El barquero observó con curiosidad a los dos
hombres que andaban por el sendero que se descolgaba como un tajo en la
arcilla. La tierra de alrededor sangraba, moldeada en ocre y hierro. A
lo lejos, las olas habían desmenuzado el acantilado y el recorte de las
bahías se curvaba hasta el campo. En el mar se veía ya el cerco rojizo
crepuscular. Uno de los hombres parecía un viejo vagabundo y llevaba un
garrote. El otro avanzaba con paso juvenil mientras silboteaba.
Descendieron al alfaque del río, una línea clara y verde contra la cual
batía un reflejo amarillo.
Se embarcaron, sin cruzar palabra, en la plataforma y el viejo
estiró las piernas.
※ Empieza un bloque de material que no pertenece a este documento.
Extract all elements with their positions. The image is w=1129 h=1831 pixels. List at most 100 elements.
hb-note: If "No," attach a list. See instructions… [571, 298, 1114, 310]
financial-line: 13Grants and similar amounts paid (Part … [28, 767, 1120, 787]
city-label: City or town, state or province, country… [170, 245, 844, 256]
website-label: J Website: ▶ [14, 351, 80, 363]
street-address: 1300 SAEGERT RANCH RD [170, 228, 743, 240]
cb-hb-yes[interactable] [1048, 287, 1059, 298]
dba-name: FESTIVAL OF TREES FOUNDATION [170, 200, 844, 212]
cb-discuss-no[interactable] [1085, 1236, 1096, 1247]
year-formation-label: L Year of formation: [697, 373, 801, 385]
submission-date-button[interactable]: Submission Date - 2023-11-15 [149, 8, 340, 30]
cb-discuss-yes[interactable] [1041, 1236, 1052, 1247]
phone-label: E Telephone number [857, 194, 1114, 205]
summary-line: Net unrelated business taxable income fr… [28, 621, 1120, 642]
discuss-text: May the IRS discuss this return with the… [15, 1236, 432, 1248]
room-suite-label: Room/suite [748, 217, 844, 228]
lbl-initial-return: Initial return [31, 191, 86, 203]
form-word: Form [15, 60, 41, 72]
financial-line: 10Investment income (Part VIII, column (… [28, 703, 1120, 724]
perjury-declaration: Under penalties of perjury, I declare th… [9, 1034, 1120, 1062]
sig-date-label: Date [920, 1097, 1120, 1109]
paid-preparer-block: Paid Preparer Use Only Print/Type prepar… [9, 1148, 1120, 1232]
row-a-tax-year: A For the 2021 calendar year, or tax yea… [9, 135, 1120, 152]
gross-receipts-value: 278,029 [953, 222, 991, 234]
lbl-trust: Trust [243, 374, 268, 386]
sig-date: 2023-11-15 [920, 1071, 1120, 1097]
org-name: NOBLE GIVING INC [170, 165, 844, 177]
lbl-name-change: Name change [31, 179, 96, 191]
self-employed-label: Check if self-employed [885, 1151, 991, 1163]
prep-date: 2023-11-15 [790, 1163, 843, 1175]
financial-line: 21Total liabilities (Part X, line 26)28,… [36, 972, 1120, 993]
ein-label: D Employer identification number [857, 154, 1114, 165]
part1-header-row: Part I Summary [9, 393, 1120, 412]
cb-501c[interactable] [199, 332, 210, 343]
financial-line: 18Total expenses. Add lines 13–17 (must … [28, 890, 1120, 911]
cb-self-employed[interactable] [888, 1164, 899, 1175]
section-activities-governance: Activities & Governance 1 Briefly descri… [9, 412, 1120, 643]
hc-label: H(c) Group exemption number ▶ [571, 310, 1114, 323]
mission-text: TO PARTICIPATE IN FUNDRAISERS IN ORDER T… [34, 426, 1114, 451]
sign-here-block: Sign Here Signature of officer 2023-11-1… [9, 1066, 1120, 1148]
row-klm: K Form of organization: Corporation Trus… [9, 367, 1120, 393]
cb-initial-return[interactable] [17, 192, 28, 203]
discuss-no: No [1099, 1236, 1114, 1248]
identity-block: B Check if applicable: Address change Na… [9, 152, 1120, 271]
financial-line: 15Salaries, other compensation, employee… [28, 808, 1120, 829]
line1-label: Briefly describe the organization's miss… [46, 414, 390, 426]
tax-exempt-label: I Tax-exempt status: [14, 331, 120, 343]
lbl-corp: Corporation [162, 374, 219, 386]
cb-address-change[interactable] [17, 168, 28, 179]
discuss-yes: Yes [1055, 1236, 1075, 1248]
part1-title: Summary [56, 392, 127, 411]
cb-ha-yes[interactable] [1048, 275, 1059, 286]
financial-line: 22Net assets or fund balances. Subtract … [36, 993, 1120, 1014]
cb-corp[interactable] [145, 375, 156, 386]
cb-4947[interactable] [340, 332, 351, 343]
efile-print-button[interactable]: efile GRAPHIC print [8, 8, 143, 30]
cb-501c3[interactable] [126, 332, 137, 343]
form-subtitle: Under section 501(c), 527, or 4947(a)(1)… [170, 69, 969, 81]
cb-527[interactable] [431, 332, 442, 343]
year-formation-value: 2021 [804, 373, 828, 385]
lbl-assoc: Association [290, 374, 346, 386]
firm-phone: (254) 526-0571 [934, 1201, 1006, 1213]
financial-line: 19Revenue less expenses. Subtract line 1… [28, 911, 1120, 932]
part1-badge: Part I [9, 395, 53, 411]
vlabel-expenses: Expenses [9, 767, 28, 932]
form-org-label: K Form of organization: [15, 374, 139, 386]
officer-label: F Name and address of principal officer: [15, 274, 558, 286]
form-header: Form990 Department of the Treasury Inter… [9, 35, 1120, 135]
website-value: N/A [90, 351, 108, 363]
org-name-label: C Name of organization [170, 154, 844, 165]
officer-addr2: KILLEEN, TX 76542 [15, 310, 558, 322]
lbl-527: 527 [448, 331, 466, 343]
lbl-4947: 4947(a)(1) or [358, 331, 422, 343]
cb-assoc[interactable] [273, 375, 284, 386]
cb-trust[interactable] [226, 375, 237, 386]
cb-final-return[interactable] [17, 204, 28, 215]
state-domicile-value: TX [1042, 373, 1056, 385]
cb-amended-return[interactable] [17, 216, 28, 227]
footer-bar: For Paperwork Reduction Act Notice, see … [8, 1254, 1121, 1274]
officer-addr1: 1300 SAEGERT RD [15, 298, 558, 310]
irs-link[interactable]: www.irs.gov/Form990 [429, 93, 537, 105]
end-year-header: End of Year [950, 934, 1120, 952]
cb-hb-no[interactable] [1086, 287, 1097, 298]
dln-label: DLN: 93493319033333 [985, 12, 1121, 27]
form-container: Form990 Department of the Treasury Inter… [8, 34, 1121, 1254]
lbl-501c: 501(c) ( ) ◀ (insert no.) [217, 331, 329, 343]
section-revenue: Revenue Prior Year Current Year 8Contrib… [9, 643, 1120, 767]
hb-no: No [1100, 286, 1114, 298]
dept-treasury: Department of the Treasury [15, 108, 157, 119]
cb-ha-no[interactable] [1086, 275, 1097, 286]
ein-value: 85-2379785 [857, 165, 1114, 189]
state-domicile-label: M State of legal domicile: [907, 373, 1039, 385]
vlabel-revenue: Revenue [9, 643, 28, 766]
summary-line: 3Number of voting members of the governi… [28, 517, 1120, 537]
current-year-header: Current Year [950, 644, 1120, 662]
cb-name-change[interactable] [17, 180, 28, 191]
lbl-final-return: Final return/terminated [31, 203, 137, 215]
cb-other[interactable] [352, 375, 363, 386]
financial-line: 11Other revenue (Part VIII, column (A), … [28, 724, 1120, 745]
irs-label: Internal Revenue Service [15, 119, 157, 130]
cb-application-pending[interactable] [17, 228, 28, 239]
El barquero navegó en oblicuo al medio de la
corriente. Las escamas del agua se retorcían, rojas y negras, y el río
se enroscaba en las orillas como una serpiente. Mirando hacia el otro
borde, vieron, entre las manchas oscuras y coloridas de los bosques
fluviales y de los cultivos, un anguloso puente de madera que enlazaba
las orillas en la línea del horizonte.
En la última maniobra, los dos hombres se levantaron y cada uno
pagó su pasaje. La orilla opuesta se presentaba negra y tapizada de
brezos. Ascendieron lentamente y desaparecieron detrás de la cresta. El
barquero recogió sus remos, colocó una piedra sobre la cadena de amarre,
se encendió la pipa y se sentó en el fondo de la barca sacudiendo la
cabeza.
—¿Vas a seguir silbando toda la noche? —preguntó el Pestes.
—Si vuestra merced me concede permiso… —respondió Blancas-Manos.
—¡Tanto silbidito…! Se diría que te va lo de vagabundear.
—Pues a lo mejor.
El Pestes se sentó sobre un talud.
—Ya está bien —dijo—, no doy un paso más, ni p’alante ni p’atrás. Tengo los pies machacados y no lo veo claro. Ya no doy ni un paso, ¿te enteras?
—A mí me pesan ya los pies —asintió Blancas-Manos.